У Аристотеля мыслитель – иностранец, но лишь на время. Когда он заканчивает написание «Метафизики», он может вернуться к общим занятиям. Также и иностранец в узком смысле слова, например спартанец, пришедший в Афины, будет им лишь определенное время: рано или поздно он сможет вернуться на родину. Однако для современного множества невозможность «ощущать себя дома» постоянна и необратима. Отсутствие традиционного сообщества и соответствующих «частных мест» превращает ощущение себя иностранцем, ощущение нахождения вне дома, bios xenikos, в опыт долговечный и неотвратимый. Множество «бездомных» доверяется интеллекту, «общим местам», и по-своему это множество представляет собой множество мыслителей (даже тогда, когда у кого-то из них нет диплома об окончании средней школы и он не желает читать даже под пыткой).

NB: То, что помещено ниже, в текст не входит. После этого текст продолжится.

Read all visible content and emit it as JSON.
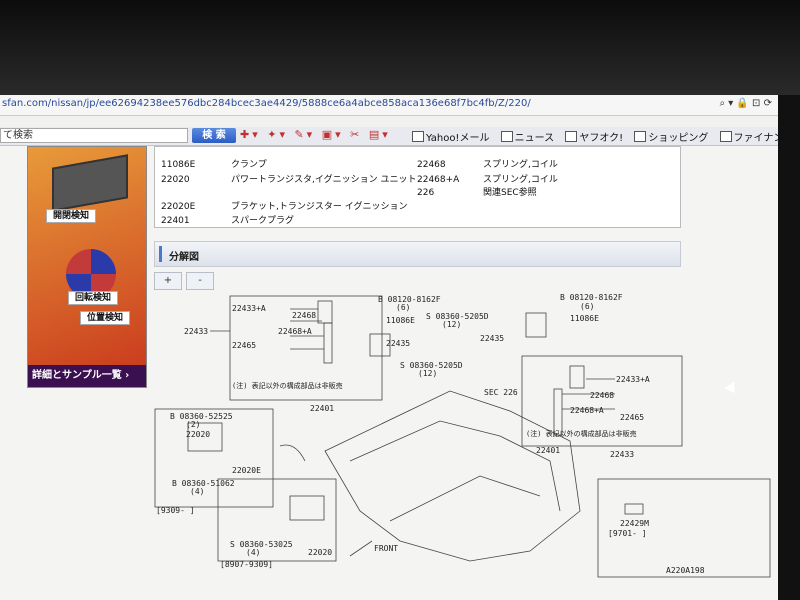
{
  "browser": {
    "url": "sfan.com/nissan/jp/ee62694238ee576dbc284bcec3ae4429/5888ce6a4abce858aca136e68f7bc4fb/Z/220/",
    "search_placeholder": "て検索",
    "search_button": "検 索",
    "links": [
      {
        "label": "Yahoo!メール",
        "icon": "mail-icon"
      },
      {
        "label": "ニュース",
        "icon": "news-icon"
      },
      {
        "label": "ヤフオク!",
        "icon": "auction-icon"
      },
      {
        "label": "ショッピング",
        "icon": "cart-icon"
      },
      {
        "label": "ファイナンス",
        "icon": "finance-icon"
      }
    ]
  },
  "ad": {
    "label_open": "開閉検知",
    "label_rotation": "回転検知",
    "label_position": "位置検知",
    "label_details": "詳細とサンプル一覧 ›"
  },
  "parts": {
    "left": [
      {
        "code": "11086E",
        "name": "クランプ"
      },
      {
        "code": "22020",
        "name": "パワートランジスタ,イグニッション ユニット"
      },
      {
        "code": "22020E",
        "name": "ブラケット,トランジスター イグニッション"
      },
      {
        "code": "22401",
        "name": "スパークプラグ"
      }
    ],
    "right": [
      {
        "code": "22468",
        "name": "スプリング,コイル"
      },
      {
        "code": "22468+A",
        "name": "スプリング,コイル"
      },
      {
        "code": "226",
        "name": "関連SEC参照"
      }
    ]
  },
  "section": {
    "title": "分解図"
  },
  "zoom": {
    "in": "+",
    "out": "-"
  },
  "diagram": {
    "left_group": {
      "c1": "22433+A",
      "c2": "22468",
      "c3": "22468+A",
      "c4": "22465",
      "c5": "22435",
      "c6": "11086E",
      "c7": "22433",
      "c8": "22401",
      "bolt1": "B 08120-8162F",
      "bolt1_qty": "(6)",
      "bolt2": "S 08360-5205D",
      "bolt2_qty": "(12)",
      "bolt3": "S 08360-5205D",
      "bolt3_qty": "(12)",
      "note": "(注) 表記以外の構成部品は非販売"
    },
    "right_group": {
      "bolt1": "B 08120-8162F",
      "bolt1_qty": "(6)",
      "c1": "11086E",
      "c2": "22435",
      "sec": "SEC 226",
      "c3": "22433+A",
      "c4": "22468",
      "c5": "22468+A",
      "c6": "22465",
      "note": "(注) 表記以外の構成部品は非販売",
      "c7": "22401",
      "c8": "22433"
    },
    "bracket_group": {
      "bolt1": "B 08360-52525",
      "bolt1_qty": "(2)",
      "c1": "22020",
      "c2": "22020E",
      "bolt2": "B 08360-51062",
      "bolt2_qty": "(4)",
      "period": "[9309-    ]"
    },
    "unit_group": {
      "bolt": "S 08360-53025",
      "bolt_qty": "(4)",
      "c1": "22020",
      "period": "[8907-9309]"
    },
    "front": "FRONT",
    "extra_part": "22429M",
    "extra_period": "[9701-    ]",
    "figure_code": "A220A198"
  }
}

Наблюдение на полях. Иногда говорится об инфантильности городского поведения. И говорится осуждающе. Понимая, что подобное осуждение нелепо, имело бы смысл спросить, есть ли какие-нибудь основания для сравнения городской жизни и детства, есть ли в этом хотя бы зерно истины? Может быть, детство, эта онтогенетическая сущность любых последующих поисков защиты от ударов окружающего мира, иллюстрирует необходимость победить момент нерешительности, изначальную неуверенность (нерешительность и неуверенность, которые иногда ведут к стыду, чувству, неизвестному детенышам других животных). Ребенок защищается с помощью повторения (еще раз – та же сказка, та же игра, тот же жест). Повторение должно пониматься как защитная стратегия по отношению к потрясениям, которые вызываются новым и неожиданным. Теперь проблема предстает таким образом: может быть, детский опыт переносится на взрослый, переходит на поведение, превалирующее внутри больших городских конгломератов (поведение, описанное Зиммелем, Беньямином и многими другими)? Детский опыт повторения продолжается и во взрослом возрасте, поскольку представляет основную форму защиты там, где недостает твердых привычек, традиционных сообществ, этоса. В традиционных обществах (или, если на то пошло, в опыте «народа») милое ребенку повторение уступило место более артикулированным и сложным формам защиты: а именно этосу, то есть нравам, обычаям и привычкам, составляющим основу устойчивых сообществ. Сейчас, в эпоху множества, эта замена больше невозможна. Повторение, которое уже нечем заменить, преобладает. Вальтер Беньямин уловил этот момент, уделив большое внимание детству, детской игре, любви к повторениям, и в то же время заметил в технической воспроизводимости произведения искусства сферу, в которой вынашиваются новые формы восприятия[12]. Итак, стоило бы спросить, нет ли связи между двумя этими аспектами? В технической воспроизводимости возрождается усиленное детское требование «еще одного раза» или, точнее, вновь возникает необходимость повторного действия в качестве защиты. Публичность мышления, явность «общих мест», General Intellect проявляются в том числе и как успокаивающее повторение. Действительно, в современном множестве есть нечто инфантильное, но это нечто – невероятно серьезно.

3. ] Публичность без публичной сферы

Итак, мы сказали, что множество определяется отсутствием ощущения собственного дома, вытекающим из этого состояния близким знакомством с «общими местами» и абстрактным интеллектом. Нужно добавить теперь, что диалектика страха/защищенности коренится именно в этой связанности с абстрактным интеллектом. Общественный и разделяемый всеми характер «жизни разума» имеет амбивалентную окраску. Он хранит в себе также негативные возможности, фигуры, внушающие страх. Общий интеллект – это единый ствол, и от него могут произрасти как отвратительные формы защиты, так и формы защиты, способные дать реальный комфорт (в той мере, как уже было сказано, в какой они защищают от первых).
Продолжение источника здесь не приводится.